Entscheidungsstichwort (Thema)

Betriebsprüfung. Sozialversicherungspflicht. Psychotherapeutin in einer fremden, zur Leistungserbringung zugelassenen Praxis. Vertrag über freie Mitarbeit. abhängige Beschäftigung. selbstständige Tätigkeit. unverschuldete Unkenntnis iSv § 24 Abs 2 SGB 4. - siehe dazu anhängiges Verfahren beim BSG: B 12 KR 11/17 R

 

Orientierungssatz

1. Zur Sozialversicherungspflicht von in einer fremden, zur Leistungserbringung zugelassenen Praxis tätigen Psychotherapeutinnen auf der Basis eines Vertrags über freie Mitarbeit.

2. Zu den Anforderungen an eine "unverschuldete" Unkenntnis des Beitragsschuldners von seiner Zahlungspflicht im Sinne von § 24 Abs 2 SGB 4.

 

Nachgehend

BSG (Urteil vom 04.09.2018; Aktenzeichen B 12 KR 11/17 R)

 

Tenor

Das Urteil des Sozialgerichts Hannover vom 9. Mai 2012 wird aufgehoben.

Die Klage wird abgewiesen.

Die Klägerin trägt die Kosten des Rechtsstreits, mit Ausnahme der Kosten der Beigeladenen, die diese selbst zu tragen haben.

Der Streitwert beträgt 51.895,47 €.

Die Revision wird nicht zugelassen.

 

Tatbestand

Die Beteiligten streiten um die Nachforderung von Sozialversicherungsbeiträgen in der Folge einer Betriebsprüfung nach § 28 p Sozialgesetzbuch Viertes Buch (SGB IV).

Am 13. Dezember 2007 wurde in dem die Klägerin vertretenden Steuerbüro W... eine Betriebsprüfung durch die Beklagte eingeleitet. Hierbei wurde festgestellt, dass die Klägerin mehrere Personen im Angestelltenverhältnis und freie Mitarbeiter als Therapeuten beschäftigte. Die bisherigen Arbeitsverhältnisse der Beigeladenen zu 1. und 2. seien zum 30. September 2004 beendet worden. Aufgrund des erheblichen Einkommensrückgangs durch die Gesundheitsreform und des Alters der Klägerin von seinerzeit 65 Jahren war beabsichtigt, eine Neugestaltung der Tätigkeit der einzelnen Therapeuten vorzunehmen. Aus diesem Grunde sei den Beigeladenen zu 1. und 2. angeboten worden, dass diese ebenfalls als freie Mitarbeiterinnen Aufträge erhielten. Die Klägerin beabsichtige, die Praxis aus Altersgründen zum 31. März 2008 aufzugeben.
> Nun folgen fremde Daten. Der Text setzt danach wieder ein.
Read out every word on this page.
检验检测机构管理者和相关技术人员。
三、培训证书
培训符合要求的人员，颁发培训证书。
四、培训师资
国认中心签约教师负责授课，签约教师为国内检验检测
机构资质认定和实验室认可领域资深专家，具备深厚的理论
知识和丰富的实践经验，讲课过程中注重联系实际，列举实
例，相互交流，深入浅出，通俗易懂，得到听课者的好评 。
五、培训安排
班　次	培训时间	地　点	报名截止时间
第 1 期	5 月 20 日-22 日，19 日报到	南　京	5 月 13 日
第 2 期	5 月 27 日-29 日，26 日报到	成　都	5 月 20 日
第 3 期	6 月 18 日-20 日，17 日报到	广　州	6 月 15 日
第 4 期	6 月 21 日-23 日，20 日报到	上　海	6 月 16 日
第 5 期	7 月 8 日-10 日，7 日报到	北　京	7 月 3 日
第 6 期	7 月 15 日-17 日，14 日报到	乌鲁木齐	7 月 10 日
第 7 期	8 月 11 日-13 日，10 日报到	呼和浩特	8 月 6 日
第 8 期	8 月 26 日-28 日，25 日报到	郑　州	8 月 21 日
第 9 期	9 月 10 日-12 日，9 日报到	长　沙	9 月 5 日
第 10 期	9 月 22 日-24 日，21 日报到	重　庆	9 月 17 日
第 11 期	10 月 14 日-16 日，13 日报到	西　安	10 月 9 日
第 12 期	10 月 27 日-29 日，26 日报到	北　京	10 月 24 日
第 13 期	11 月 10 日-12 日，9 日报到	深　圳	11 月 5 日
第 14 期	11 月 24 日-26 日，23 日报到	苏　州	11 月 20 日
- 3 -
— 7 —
Die Betriebsprüfung trat an die Stelle von Anträgen auf Statusfeststellung, die von den Beigeladenen zu 1. und 2. bereits im Oktober und Dezember 2007 gestellt wurden:

Am 23. Oktober 2007 stellte die Beigeladene zu 1. einen Antrag auf Feststellung des sozialversicherungsrechtlichen Status. Darin gab sie an, dass sie in der Praxis der Klägerin im Bereich der psychologischen Diagnostik und Psychotherapie tätig gewesen sei. Daneben sei sie für die Diplom-Psychologin S... J... und diverse Privatpatienten als weitere Auftraggeber tätig. Davor sei sie für die Klägerin als Arbeitnehmer tätig gewesen. Ihre jetzige Arbeit finde am Betriebssitz der Klägerin als Auftraggeberin statt. Ihr eigenes unternehmerisches Handeln bestehe in eigener Honorarkalkulation und -forderung sowie in der Annahme von Aufträgen im Einzelfall nach fachlicher Prüfung. Beigefügt war ein Vertrag über freie Mitarbeit vom 18. Oktober 2004, wonach die Beigeladene zu 1. als Diplom-Psychologin für Testdiagnostik und Psychotherapie tätig werde. Sie sei nicht verpflichtet, den Auftrag höchstpersönlich auszuführen und könne sich geeigneter Erfüllungsgehilfen bedienen. Sie unterliege keinem Weisungs-und Direktionsrecht und sei in Bezug auf Zeit, Dauer, Art und Ort der Ausübung der Tätigkeit frei und nicht in die Arbeitsorganisation der Auftraggeberin eingebunden. Sie erhalte eine stundenweise Vergütung ihrer Tätigkeit, die am Ende eines Abrechnungszeitraums, zum Beispiel eines Monats, gezahlt werde. Von der Klägerin als Praxisinhaberin würden die Arbeitsmaterialien zur Verfügung gestellt bzw. die Aufwendungen ersetzt, die zur Arbeitsdurchführung erforderlich seien. Die Beigeladene zu 1. sei verpflichtet, ihre Arbeitsergebnisse schriftlich zu dokumentieren, bzw. Berichte zu erstellen und die Unterlagen den Patientenakten beizufügen. Ferner überreichte sie einen Bescheid der Bundesagentur für Arbeit vom 16. Dezember 2004, wonach ihr Überbrückungsgeld zur Aufnahme einer selbstständigen Tätigkeit für die Zeit vom 19. Oktober 2004 bis zum 18. April 2005 gewährt wurde. Gegenüber der Beigeladenen zu 1. wies die Beklagte auf den Vorrang der Betriebsprüfung hin. Eine Entscheidung im Statusfeststellungsverfahren könne nicht ergehen.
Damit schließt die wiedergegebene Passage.